China’s Ant Financial Services Group appears to have beat back a surprise challenge by Euronet Worldwide to acquire MoneyGram. After raising its offer for the money transfer giant by more than one-third, to $1.2 billion, Ant’s bid has earned the approval of MoneyGram’s board of directors. But the deal still must win regulatory and shareholder approval before Ant—the finance affiliate of Chinese e-commerce giant Alibaba Group—officially acquires MoneyGram and gains a massive foothold in the global remittance market.

Ant’s bid for MoneyGram appeared to be sewn up in late January, when the companies announced a definitive agreement under which Ant would acquire all outstanding stock of MoneyGram for $13.25 per share—a total of about $880 million. Before that deal could be finalized, payments processor Euronet threw a massive monkey wrench into the works in mid-March, making a surprise offer to nab MoneyGram to the tune of $15.20 per share, or $1 billion.
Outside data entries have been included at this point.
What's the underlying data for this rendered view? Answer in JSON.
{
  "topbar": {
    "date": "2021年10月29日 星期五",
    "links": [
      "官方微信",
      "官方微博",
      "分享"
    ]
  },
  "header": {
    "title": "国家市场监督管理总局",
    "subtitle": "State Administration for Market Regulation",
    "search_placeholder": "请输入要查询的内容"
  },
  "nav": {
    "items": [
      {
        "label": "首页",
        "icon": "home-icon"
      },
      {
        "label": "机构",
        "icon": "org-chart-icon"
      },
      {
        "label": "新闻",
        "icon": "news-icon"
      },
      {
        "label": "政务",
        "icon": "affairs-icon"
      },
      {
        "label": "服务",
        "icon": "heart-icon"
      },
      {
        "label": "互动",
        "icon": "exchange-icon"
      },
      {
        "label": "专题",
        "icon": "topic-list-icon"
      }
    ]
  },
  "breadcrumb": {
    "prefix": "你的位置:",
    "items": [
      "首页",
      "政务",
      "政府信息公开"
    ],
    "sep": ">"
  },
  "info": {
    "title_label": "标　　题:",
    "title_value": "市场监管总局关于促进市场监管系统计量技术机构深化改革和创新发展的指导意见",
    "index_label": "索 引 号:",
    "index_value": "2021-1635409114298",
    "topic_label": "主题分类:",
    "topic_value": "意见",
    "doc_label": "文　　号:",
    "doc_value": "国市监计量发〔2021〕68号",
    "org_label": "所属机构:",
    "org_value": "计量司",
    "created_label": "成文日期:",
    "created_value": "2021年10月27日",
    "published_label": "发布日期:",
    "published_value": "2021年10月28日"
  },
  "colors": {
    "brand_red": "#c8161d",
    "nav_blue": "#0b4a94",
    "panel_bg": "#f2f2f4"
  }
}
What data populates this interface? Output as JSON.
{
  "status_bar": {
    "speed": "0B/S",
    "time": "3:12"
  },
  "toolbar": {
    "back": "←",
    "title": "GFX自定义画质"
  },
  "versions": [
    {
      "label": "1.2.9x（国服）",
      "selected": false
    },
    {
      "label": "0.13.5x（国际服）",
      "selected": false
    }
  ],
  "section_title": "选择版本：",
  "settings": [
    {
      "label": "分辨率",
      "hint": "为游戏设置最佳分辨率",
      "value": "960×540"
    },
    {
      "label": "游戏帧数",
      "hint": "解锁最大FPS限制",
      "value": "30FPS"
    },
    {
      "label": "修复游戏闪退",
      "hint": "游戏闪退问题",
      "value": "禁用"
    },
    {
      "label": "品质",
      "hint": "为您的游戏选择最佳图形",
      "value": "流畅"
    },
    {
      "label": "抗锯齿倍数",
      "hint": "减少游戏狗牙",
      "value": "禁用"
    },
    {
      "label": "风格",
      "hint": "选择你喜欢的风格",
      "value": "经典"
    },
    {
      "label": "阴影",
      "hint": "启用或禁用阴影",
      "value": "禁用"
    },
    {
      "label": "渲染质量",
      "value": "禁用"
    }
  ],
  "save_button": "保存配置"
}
Along with the higher purchase price, Leawood, Kan.-based Euronet also dangled the prospect of a smoother path toward regulatory approval of its bid, which—unlike Ant’s offer—would not require review by the Committee on Foreign Investment in the United States (CFIUS) or closing conditions related to transferring ownership of money transmitter licenses in the jurisdictions in which MoneyGram operates.

Soon after receiving the unsolicited bid, MoneyGram’s board determined that the Euronet offer was potentially a superior bid and it could further consider the proposal without violating the terms of its pact with Ant.

However, on April 16, MoneyGram and Ant announced that Ant had increased its bid to $18 per share, or $1.2 billion total—and that MoneyGram’s board has unanimously approved the offer. The board’s okay doesn’t mean the deal is done. MoneyGram shareholders will vote on the acquisition at a special meeting scheduled for May 16. Holders of 46 percent of the company’s outstanding shares, including those held by company executives, already have agreed to vote in favor of the offer.

Clearing the regulatory hurdles could prove more complicated. The companies said they already have made “significant progress” toward obtaining the necessary approvals, including obtaining antitrust clearance in the U.S. and filing for “certain state licensing” approvals. However, the deal still must earn the rubber stamp of the CFIUS, which has been a stumbling block in the past for deals in which Chinese companies have tried to acquire U.S. firms.

Euronet has said the Chinese ownership of Ant could hinder U.S. law enforcement effort in future AML and terrorism financing investigations. However, MoneyGram said all data will remain on U.S.-based servers and that MoneyGram will operate as an independent unit under Ant’s ownership, with all of MoneyGram’s “current procedures and protections related to data security and personally identifiable information” remaining intact.

Despite the boxes remaining to be checked, the companies said they expect the deal to close in the second half of 2017.